Across the bed, she has lain,
Not breathing not in vain.
My mood is as stoic as her skin's hue.
It started early with how the day
Cut ***** windows with sunlit rays,
Was as southern as a slice of honeydew.
She was leaning by the gate,
Like Christina Applegate,
As willing as a pauper without a clue.
I never asked her name,
To me, they were all the same.
(Somehow, I think this one might stick with me.)
There is an absence in her eyes
I have loved since her demise.
She will stay this way in my memory.
I pour the powder on her pale,
****** belly, then toot, inhale.
Through my nose, I feed my mind.
Sticky dryness of my mouth;
It's time to leave the south,
Go somewhere no one can find.
I can still hear the sound
Of the drive by shooting down
On the street from around the block.
The room is a vestibule
To the starlit harlot's tomb.
When I'm done, I leave her on the cot.
As I move through the door,
And leave behind the *****.
I muse, briefly, how I stay in the clear.

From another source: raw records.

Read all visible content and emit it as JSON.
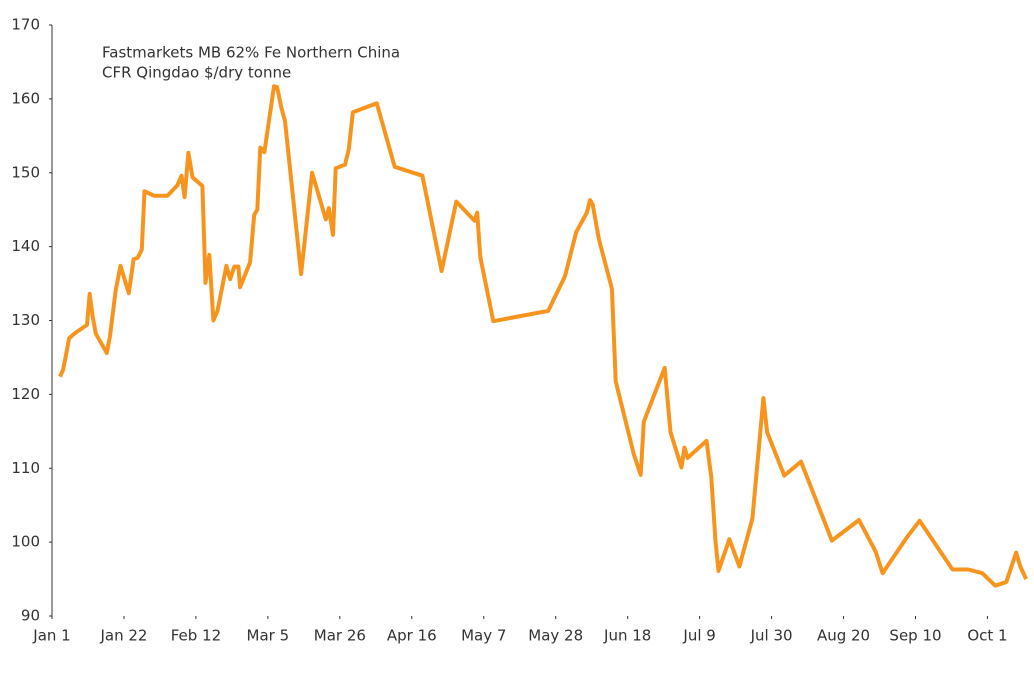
{
  "chart_data": {
    "type": "line",
    "annotation": [
      "Fastmarkets MB 62% Fe Northern China",
      "CFR Qingdao $/dry tonne"
    ],
    "x": [
      2.3,
      3.2,
      4.1,
      5,
      6.7,
      10.2,
      11,
      11.9,
      12.8,
      16,
      16.9,
      18.6,
      20,
      22.4,
      23.8,
      25,
      26.2,
      27,
      29.7,
      33.7,
      36.6,
      37.8,
      38.7,
      39.8,
      41,
      43.9,
      44.8,
      45.9,
      47.1,
      48.3,
      50.9,
      52,
      53.2,
      54.4,
      54.9,
      57.8,
      59,
      59.9,
      60.8,
      62,
      64.8,
      65.7,
      66.9,
      68,
      72.7,
      75.9,
      79.9,
      80.8,
      82,
      82.8,
      85.5,
      86.6,
      87.8,
      94.8,
      100,
      108.1,
      113.7,
      118,
      123.3,
      124.1,
      125,
      128.8,
      144.8,
      149.7,
      153,
      156.1,
      157,
      157.8,
      159.6,
      163.4,
      164.5,
      169.8,
      171.8,
      172.7,
      178.8,
      180.5,
      183.7,
      184.6,
      185.5,
      191,
      192.4,
      193.6,
      194.5,
      197.7,
      200.6,
      204.4,
      207.6,
      208.7,
      213.7,
      218.6,
      227.6,
      235.5,
      240.4,
      242.4,
      249.4,
      253.2,
      262.8,
      267.4,
      271.5,
      275.3,
      278.5,
      281.4,
      282.6,
      284.3
    ],
    "series": [
      {
        "name": "Fastmarkets MB 62% Fe Northern China CFR Qingdao",
        "color": "#f7941d",
        "values": [
          122.4,
          123.3,
          125.3,
          127.6,
          128.3,
          129.4,
          133.6,
          130.4,
          128.2,
          125.6,
          127.8,
          134.1,
          137.4,
          133.7,
          138.3,
          138.5,
          139.6,
          147.5,
          146.9,
          146.9,
          148.3,
          149.6,
          146.7,
          152.7,
          149.4,
          148.2,
          135.1,
          138.9,
          130,
          131.3,
          137.4,
          135.6,
          137.3,
          137.3,
          134.5,
          137.9,
          144.3,
          145,
          153.4,
          152.8,
          161.7,
          161.6,
          158.9,
          157,
          136.3,
          150,
          143.7,
          145.2,
          141.6,
          150.6,
          151.1,
          153.1,
          158.2,
          159.4,
          150.8,
          149.6,
          136.7,
          146.1,
          143.5,
          144.6,
          138.6,
          129.9,
          131.3,
          136,
          142,
          144.6,
          146.3,
          145.7,
          141,
          134.3,
          121.8,
          111.9,
          109.1,
          116.3,
          123.6,
          114.9,
          110.1,
          112.8,
          111.4,
          113.7,
          108.8,
          100.3,
          96.1,
          100.4,
          96.7,
          103.2,
          119.5,
          114.9,
          109,
          110.9,
          100.2,
          103,
          98.7,
          95.8,
          100.6,
          102.9,
          96.3,
          96.3,
          95.8,
          94.1,
          94.6,
          98.6,
          96.7,
          95
        ]
      }
    ],
    "xlim": [
      0,
      286
    ],
    "xticks": [
      {
        "value": 0,
        "label": "Jan 1"
      },
      {
        "value": 21,
        "label": "Jan 22"
      },
      {
        "value": 42,
        "label": "Feb 12"
      },
      {
        "value": 63,
        "label": "Mar 5"
      },
      {
        "value": 84,
        "label": "Mar 26"
      },
      {
        "value": 105,
        "label": "Apr 16"
      },
      {
        "value": 126,
        "label": "May 7"
      },
      {
        "value": 147,
        "label": "May 28"
      },
      {
        "value": 168,
        "label": "Jun 18"
      },
      {
        "value": 189,
        "label": "Jul 9"
      },
      {
        "value": 210,
        "label": "Jul 30"
      },
      {
        "value": 231,
        "label": "Aug 20"
      },
      {
        "value": 252,
        "label": "Sep 10"
      },
      {
        "value": 273,
        "label": "Oct 1"
      }
    ],
    "ylim": [
      90,
      170
    ],
    "yticks": [
      90,
      100,
      110,
      120,
      130,
      140,
      150,
      160,
      170
    ]
  }
}
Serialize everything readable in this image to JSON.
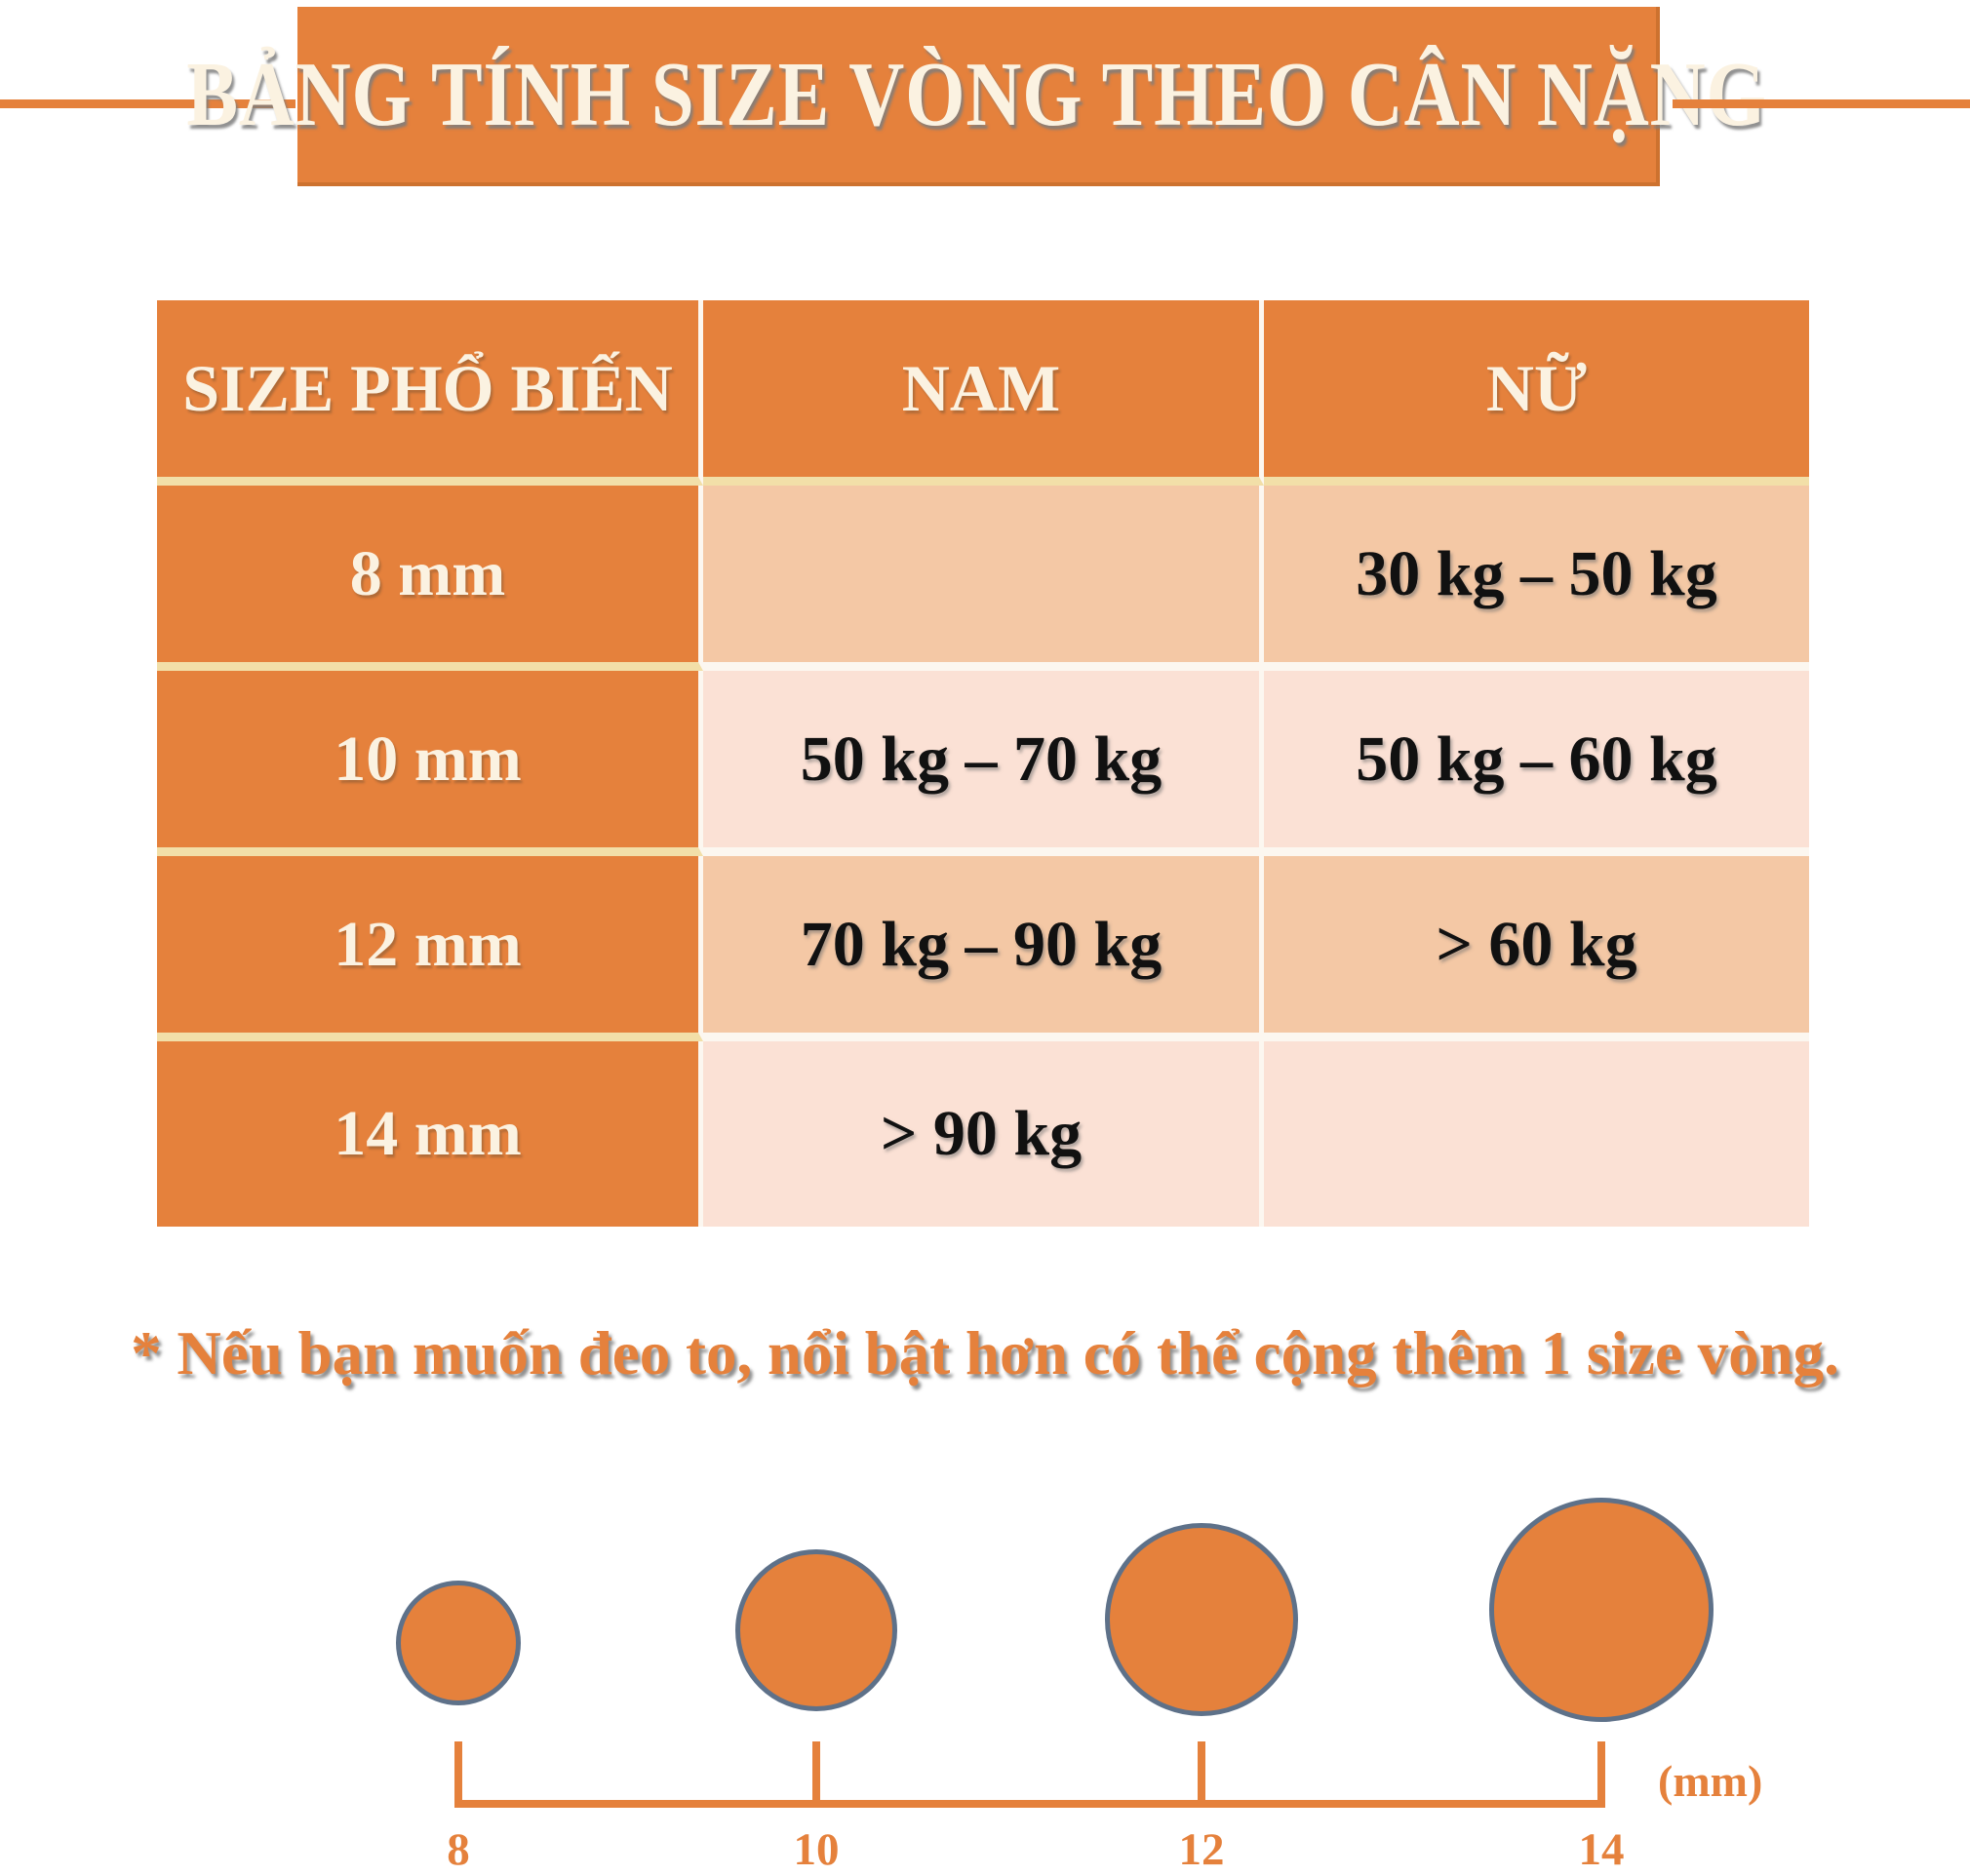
{
  "banner": {
    "title": "BẢNG TÍNH SIZE VÒNG THEO CÂN NẶNG"
  },
  "table": {
    "headers": [
      "SIZE PHỔ BIẾN",
      "NAM",
      "NỮ"
    ],
    "rows": [
      {
        "size": "8 mm",
        "nam": "",
        "nu": "30 kg – 50 kg"
      },
      {
        "size": "10 mm",
        "nam": "50 kg – 70 kg",
        "nu": "50 kg – 60 kg"
      },
      {
        "size": "12 mm",
        "nam": "70 kg – 90 kg",
        "nu": "> 60 kg"
      },
      {
        "size": "14 mm",
        "nam": "> 90 kg",
        "nu": ""
      }
    ]
  },
  "note": "* Nếu bạn muốn đeo to, nổi bật hơn có thể cộng thêm 1 size vòng.",
  "diagram": {
    "unit_label": "(mm)",
    "sizes": [
      {
        "label": "8",
        "diameter_mm": 8
      },
      {
        "label": "10",
        "diameter_mm": 10
      },
      {
        "label": "12",
        "diameter_mm": 12
      },
      {
        "label": "14",
        "diameter_mm": 14
      }
    ]
  },
  "chart_data": {
    "type": "table",
    "title": "BẢNG TÍNH SIZE VÒNG THEO CÂN NẶNG",
    "columns": [
      "SIZE PHỔ BIẾN",
      "NAM",
      "NỮ"
    ],
    "rows": [
      [
        "8 mm",
        "",
        "30 kg – 50 kg"
      ],
      [
        "10 mm",
        "50 kg – 70 kg",
        "50 kg – 60 kg"
      ],
      [
        "12 mm",
        "70 kg – 90 kg",
        "> 60 kg"
      ],
      [
        "14 mm",
        "> 90 kg",
        ""
      ]
    ],
    "footnote": "* Nếu bạn muốn đeo to, nổi bật hơn có thể cộng thêm 1 size vòng.",
    "scale": {
      "unit": "(mm)",
      "ticks": [
        8,
        10,
        12,
        14
      ]
    }
  },
  "colors": {
    "primary_orange": "#E5813C",
    "orange_edge": "#CD722F",
    "row_peach_dark": "#F4C8A5",
    "row_peach_light": "#FBE1D5",
    "cream_separator": "#F2DFA8",
    "white_separator": "#FCF7F0",
    "bead_stroke_blue": "#5E7189",
    "title_cream": "#FBF2E1",
    "text_black": "#111111"
  }
}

To all the good Catholic boys,
May you bang up lots of toys.
Have a ****** belly Christmas this year.
I was hanging out with friends a few seasons ago and one dude remarked that a girl, our friend, baring her mid-drift, had a ****** belly. We, being of a twisted sort, parleyed that into joking about doing coke off of a dead ******'s belly in New Orleans on Christmas morning. Please, take this as satire. Don't give me no heavy lip. I am out of meds, anyway.